The second point concerns the final issue that the Minister raised, which was about keeping records. There was a contradiction with what a number of noble Lords said about the need for consistent record keeping so that Ofsted can check what is going on and the department can have an idea of whether there are unforeseen consequences of the searches. We all want to know what the big picture is, and we can only do that if we have consistent records. The noble Lord said that we should trust schools to keep their own records, but there is a contradiction here—and also with the requirement under the Equality Act that he talked about. I will return to the issue about what schools should be required to do in terms of keeping records to comply with fairness and meet the requirements of the legislation. I do not think that we have fully fleshed that out.
My Lords, this has been an excellent and wide-ranging debate. I thank all noble Lords who contributed, and in particular the Minister for his reply. Before I make a few comments, I will make one correction. I mentioned that it was the Association of Colleges that was against the statutory requirement for training: I meant to say that it was the Association of School and College Leaders. I am sure that Hansard in its usual inimitable manner will correct that for me.
I will pick up on a few disparate points from the debate. First, a number of noble Lords raised the issue of what would happen if a child were wielding a knife. I believe that a teacher or anybody else in the room would have a common-law right to intervene to protect themselves or any child there: they would not need these searching powers. Anyway, you do not need to search for something that is in full view.
I thank the Minister for his assurance that no teacher will be pressurised into doing a search. I am aware that this was in previous legislation. However, the Government are repealing a number of checks and balances in previous legislation, so I was a little concerned that they might be repealing that.

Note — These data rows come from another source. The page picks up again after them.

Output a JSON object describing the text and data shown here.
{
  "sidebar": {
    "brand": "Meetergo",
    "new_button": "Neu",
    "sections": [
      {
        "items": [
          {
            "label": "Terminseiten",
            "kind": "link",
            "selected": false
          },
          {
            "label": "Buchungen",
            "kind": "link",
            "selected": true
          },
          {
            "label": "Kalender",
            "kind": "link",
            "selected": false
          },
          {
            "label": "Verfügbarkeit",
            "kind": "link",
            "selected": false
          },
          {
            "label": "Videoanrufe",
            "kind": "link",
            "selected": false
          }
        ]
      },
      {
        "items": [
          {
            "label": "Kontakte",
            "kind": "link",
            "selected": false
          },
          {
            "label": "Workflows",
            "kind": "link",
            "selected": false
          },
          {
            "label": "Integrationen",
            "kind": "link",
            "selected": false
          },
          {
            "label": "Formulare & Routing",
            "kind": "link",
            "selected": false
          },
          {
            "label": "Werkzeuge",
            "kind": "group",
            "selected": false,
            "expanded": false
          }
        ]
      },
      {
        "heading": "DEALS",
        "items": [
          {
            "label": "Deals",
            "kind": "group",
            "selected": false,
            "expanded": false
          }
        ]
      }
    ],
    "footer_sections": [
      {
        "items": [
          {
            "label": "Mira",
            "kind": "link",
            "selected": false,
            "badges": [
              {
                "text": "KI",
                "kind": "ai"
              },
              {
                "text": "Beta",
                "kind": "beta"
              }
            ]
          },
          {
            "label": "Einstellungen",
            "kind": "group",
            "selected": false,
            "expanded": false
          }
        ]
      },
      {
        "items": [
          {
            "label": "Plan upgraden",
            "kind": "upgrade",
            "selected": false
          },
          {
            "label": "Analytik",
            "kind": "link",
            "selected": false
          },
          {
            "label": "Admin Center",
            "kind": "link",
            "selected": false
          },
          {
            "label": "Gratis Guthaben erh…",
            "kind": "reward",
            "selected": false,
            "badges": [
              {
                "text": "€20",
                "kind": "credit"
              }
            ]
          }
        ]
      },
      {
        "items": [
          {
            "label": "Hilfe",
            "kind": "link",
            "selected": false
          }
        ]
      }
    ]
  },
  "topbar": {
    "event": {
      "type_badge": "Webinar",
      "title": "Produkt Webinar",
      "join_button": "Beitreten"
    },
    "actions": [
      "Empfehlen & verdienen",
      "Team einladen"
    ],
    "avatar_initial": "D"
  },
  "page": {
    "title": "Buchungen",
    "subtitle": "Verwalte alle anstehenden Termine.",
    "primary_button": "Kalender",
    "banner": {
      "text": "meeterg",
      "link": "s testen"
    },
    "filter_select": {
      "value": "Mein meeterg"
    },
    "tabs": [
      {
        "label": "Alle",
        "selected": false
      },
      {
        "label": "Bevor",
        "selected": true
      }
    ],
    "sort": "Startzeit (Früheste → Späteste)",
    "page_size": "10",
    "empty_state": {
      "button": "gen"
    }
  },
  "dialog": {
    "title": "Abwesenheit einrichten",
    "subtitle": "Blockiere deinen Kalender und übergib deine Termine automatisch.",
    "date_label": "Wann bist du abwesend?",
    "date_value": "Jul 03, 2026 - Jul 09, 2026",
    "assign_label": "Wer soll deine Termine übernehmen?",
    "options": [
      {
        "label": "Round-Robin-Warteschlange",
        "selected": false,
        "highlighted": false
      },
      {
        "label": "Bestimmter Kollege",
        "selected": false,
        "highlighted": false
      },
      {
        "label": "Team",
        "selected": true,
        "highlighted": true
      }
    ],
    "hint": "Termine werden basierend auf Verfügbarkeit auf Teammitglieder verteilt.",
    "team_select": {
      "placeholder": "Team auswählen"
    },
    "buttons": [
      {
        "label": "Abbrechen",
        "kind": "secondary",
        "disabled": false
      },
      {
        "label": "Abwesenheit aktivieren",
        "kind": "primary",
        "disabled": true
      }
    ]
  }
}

I very much agree with the points made by my noble friend Lady Benjamin about stop and search. She made her points very passionately. These are things that we must bear in mind. I asked for a very detailed review so that we can make sure that no discrimination is occurring. Of course, if the incidents are reported and recorded, as the noble Lord, Lord Sutherland, suggested, it will be very easy to collect the information. I know that the Government are trying to ease the bureaucratic burden on schools and are not implementing the duty in the previous Bill to record all incidents, but incidents of this nature are really quite serious and perhaps it should be suggested in guidance that best practice should dictate that these sorts of things are recorded under the school’s judgment.